Finding equations of motion for magnon superfluids.
Our goal is to introduce the concept of chiral supermagnonics in AFM systems: chiral magnon BEC and chiral spin superfluidity. We consider an AFM system in the presence of homogeneous and inhomogeneous DMIs and an external DC magnetic field. We intend to study the formation and stability of chiral magnon BEC.
In principle, using micromagnetic simulations, we wish to show that thermal magnons can be amplified using parametric pumping technique. Tuning system parameters, we expect to find the criteria for magnon BEC in real space and a magnon BEC state with only one magnon helicity.
We will investigate the temporal evolution of parametrically generated magnons and condensed magnons, numerically. Additionally, we will focus on the case of large magnon densities, where magnon-magnon scatterings become relevant. These scatterings are crucial for the magnon thermalization and stability of the BEC phase. Since dipolar interaction is negligible in AFM systems, four-magnon scatterings are dominant scattering processes.

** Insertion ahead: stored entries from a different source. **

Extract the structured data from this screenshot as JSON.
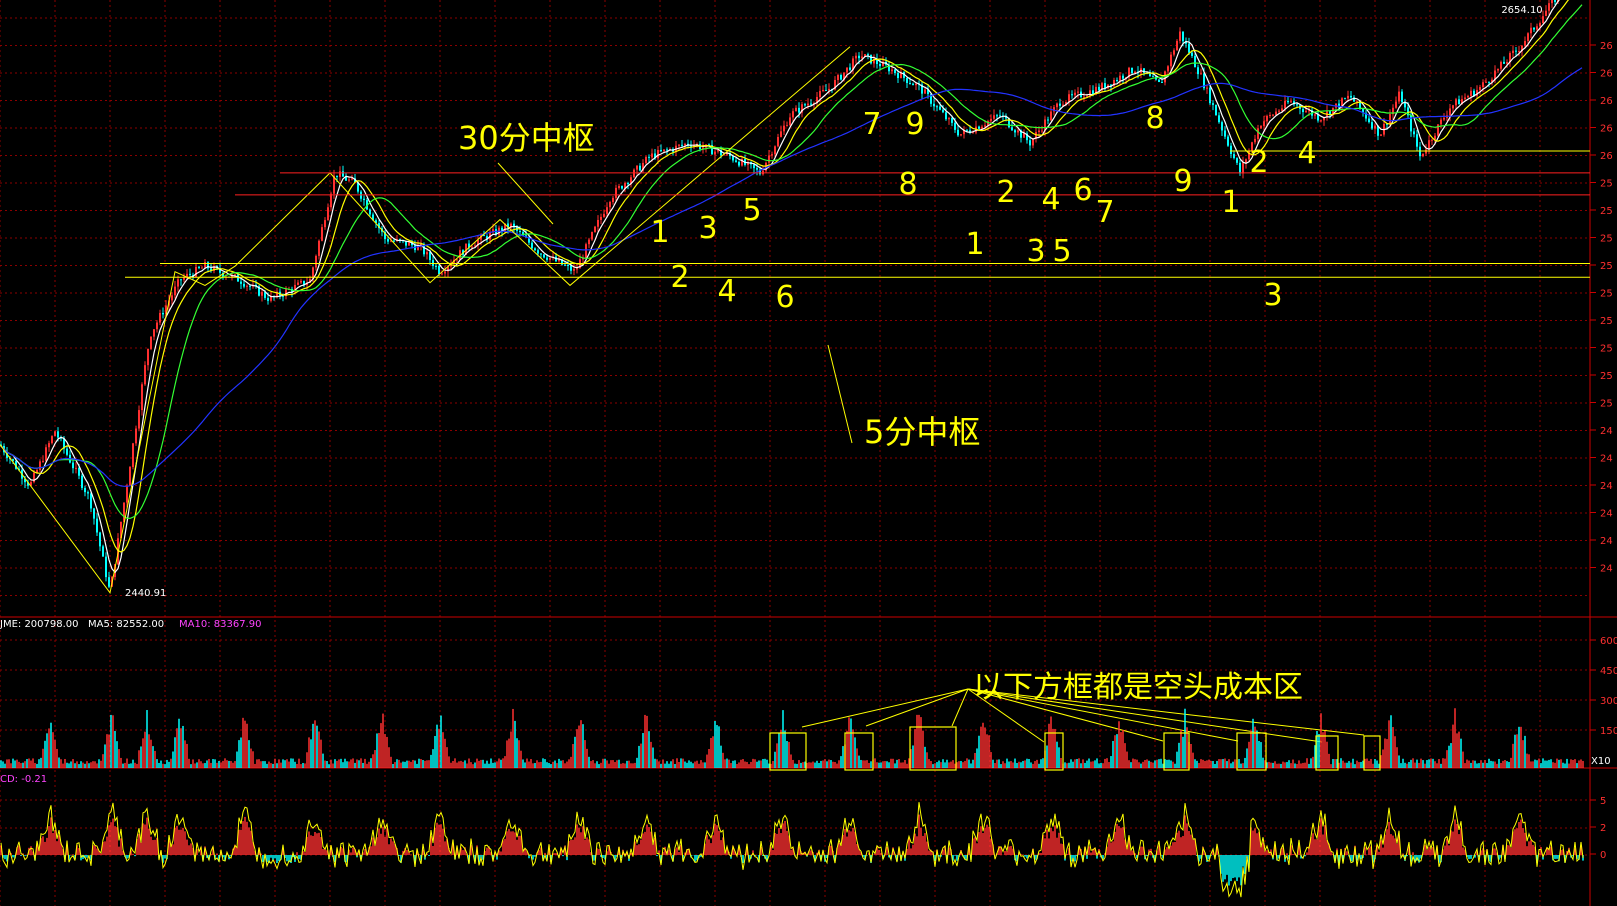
{
  "chart_data": {
    "type": "candlestick",
    "price_low_label": "2440.91",
    "price_high_label": "2654.10",
    "price_axis_ticks": [
      "26",
      "26",
      "26",
      "26",
      "26",
      "25",
      "25",
      "25",
      "25",
      "25",
      "25",
      "25",
      "25",
      "25",
      "24",
      "24",
      "24",
      "24",
      "24",
      "24"
    ],
    "annotations": {
      "center_30min": "30分中枢",
      "center_5min": "5分中枢",
      "short_cost_zone": "以下方框都是空头成本区"
    },
    "wave_labels": [
      "1",
      "2",
      "3",
      "4",
      "5",
      "6",
      "7",
      "8",
      "9",
      "1",
      "2",
      "3",
      "4",
      "5",
      "6",
      "7",
      "8",
      "9",
      "1",
      "2",
      "3",
      "4"
    ],
    "volume": {
      "legend_label": "JME: 200798.00",
      "ma5_label": "MA5: 82552.00",
      "ma10_label": "MA10: 83367.90",
      "axis_ticks": [
        "600",
        "450",
        "300",
        "150"
      ],
      "multiplier_label": "X10"
    },
    "macd": {
      "legend_label": "CD: -0.21",
      "axis_ticks": [
        "5",
        "2",
        "0"
      ]
    }
  },
  "colors": {
    "up": "#ff3030",
    "down": "#00ffff",
    "ma_white": "#ffffff",
    "ma_yellow": "#ffff00",
    "ma_green": "#33ff33",
    "ma_blue": "#2233ff",
    "grid": "#8b0000",
    "annotation": "#ffff00",
    "level_red": "#ff2020",
    "box": "#ffff00"
  }
}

Thus, it is essential to understand the nature of four-magnon scatterings in this system.
The last question is about the possibility of magnon supercurrent. As soon as magnon BEC is created in a part of the sample, applying a temperature gradient leads to the motion of condensed magnons. We will study this effect using a two-fluid theory in which the system under sconsideration is described as a mixture of normal thermal magnons and a frictionless superfluid. One of the advantages of AFM systems respect to their FM counterparts, among other things, is that thermal AFM magnons do not carry spin angular momentum, and then all detected spin angular momentums are carried by superfluid magnons.